Cache is per session for OpenAI in OpenClaw. Provider/account/model/prefix/TTL for Anthropic. Per session-managed resource for Gemini.
ask your claw, they've got details and can tell you if your memory system / usage is there to help
but in summary... it doesn't matter about your subagent. it's a different context altogether. No point in rewriting the head of the message to get a cache hit when you'd rather get zero
correct. but if you change the prompt of a subagent, it is not cached, and that cannot be reused between your main agent and subagents - subagents will start with uncached prompts, and may invalidate the main agent cache, depending on the eviction policies
then you agree with my clarification on YOUR question... you were wondering about sending the same prompt stack to the subagent for caching reasons... now you agree it's pointless.

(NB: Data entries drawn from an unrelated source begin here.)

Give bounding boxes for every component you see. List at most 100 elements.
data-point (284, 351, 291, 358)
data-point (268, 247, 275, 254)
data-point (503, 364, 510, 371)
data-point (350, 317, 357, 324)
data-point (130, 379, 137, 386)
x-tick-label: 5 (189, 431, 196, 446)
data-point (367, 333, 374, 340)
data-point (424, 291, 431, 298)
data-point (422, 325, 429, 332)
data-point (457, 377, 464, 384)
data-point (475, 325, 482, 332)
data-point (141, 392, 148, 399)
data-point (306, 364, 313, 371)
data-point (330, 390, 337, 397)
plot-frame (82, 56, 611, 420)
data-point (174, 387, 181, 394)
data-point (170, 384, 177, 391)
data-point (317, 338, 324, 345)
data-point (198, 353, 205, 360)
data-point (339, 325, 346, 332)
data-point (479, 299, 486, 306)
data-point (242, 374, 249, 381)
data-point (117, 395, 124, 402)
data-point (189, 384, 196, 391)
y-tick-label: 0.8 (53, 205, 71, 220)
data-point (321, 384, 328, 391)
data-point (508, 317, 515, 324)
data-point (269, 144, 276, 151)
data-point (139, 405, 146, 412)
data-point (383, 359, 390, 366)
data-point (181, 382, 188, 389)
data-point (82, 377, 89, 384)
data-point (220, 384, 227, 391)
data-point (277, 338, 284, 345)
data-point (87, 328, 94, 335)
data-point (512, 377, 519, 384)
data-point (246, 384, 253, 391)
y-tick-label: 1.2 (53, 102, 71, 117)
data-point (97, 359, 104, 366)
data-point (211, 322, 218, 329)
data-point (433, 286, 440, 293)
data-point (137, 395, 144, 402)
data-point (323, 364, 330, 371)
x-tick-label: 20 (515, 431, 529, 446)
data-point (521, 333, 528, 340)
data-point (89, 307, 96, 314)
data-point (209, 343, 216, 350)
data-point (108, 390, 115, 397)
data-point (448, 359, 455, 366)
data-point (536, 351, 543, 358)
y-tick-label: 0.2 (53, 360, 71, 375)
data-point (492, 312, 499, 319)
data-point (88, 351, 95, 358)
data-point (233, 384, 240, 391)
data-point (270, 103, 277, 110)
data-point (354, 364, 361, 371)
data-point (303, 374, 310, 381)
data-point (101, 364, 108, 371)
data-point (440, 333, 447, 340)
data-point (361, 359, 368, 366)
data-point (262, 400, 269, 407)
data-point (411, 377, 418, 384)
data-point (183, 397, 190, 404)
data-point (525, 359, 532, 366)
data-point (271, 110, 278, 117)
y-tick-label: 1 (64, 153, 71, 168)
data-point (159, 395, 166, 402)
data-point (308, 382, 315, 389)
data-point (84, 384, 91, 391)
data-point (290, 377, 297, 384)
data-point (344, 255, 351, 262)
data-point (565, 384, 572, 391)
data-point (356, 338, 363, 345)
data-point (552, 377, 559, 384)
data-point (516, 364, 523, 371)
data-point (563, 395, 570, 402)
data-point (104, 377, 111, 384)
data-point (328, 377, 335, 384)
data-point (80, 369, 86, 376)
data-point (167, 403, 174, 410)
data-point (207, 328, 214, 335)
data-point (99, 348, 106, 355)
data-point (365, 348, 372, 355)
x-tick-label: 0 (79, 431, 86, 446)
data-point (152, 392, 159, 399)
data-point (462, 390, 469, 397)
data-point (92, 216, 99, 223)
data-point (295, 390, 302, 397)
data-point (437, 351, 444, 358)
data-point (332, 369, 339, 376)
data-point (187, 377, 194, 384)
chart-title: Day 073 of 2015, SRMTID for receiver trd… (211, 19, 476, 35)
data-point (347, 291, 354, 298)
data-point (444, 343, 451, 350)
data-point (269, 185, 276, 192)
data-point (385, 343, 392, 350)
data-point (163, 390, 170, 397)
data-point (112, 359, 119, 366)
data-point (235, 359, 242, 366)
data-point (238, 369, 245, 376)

wether subagents do or do not invalidate cache is a per provider question, its not universal. ask your claw about your specific situation
preventing cache invalidation in general is a bit tricky because of the proivder specifics, but there are some things you can do to shape your query structure to try to tick as many of the caching requirements across providers as possible
no, i don't see it as pointless. you do understand that if you start a subagent with the same prompt as your main agent started, you most probably get a cache hit? and regular cache hits will delay eviction? so keeping the prompt exactly the same between main agent and subagent most probably will be cheaper than maintaining multiple cache entries. that was my worry. but of course it depends... and must be tested
I' mthinking about the context where your agent is half an hour into a conversation, with 70k context window, and you send a subagent with 10k context to do a specific task. I see zero point in stuffing it with an extra 10k(edit, 50k to make the numbers match) in system prompts just for cache hits.
even if cache writes are 110% cost... 110% of zero is less than 10% of 50k
well... maybe it just has to be configurable - then each can do his own calculations? ๐
Seems very counterintuitive to me. If you wanna do the calculations you might have a case.
the whole point of sending subagents is to start with zero context (or minimal) and discard it once done. The idea of preserving cache by spending tokens you don't need seems silly.
always happy to be proven wrong, but with this argument I wouldn't consider changing the schema without some solid hypotheticals first.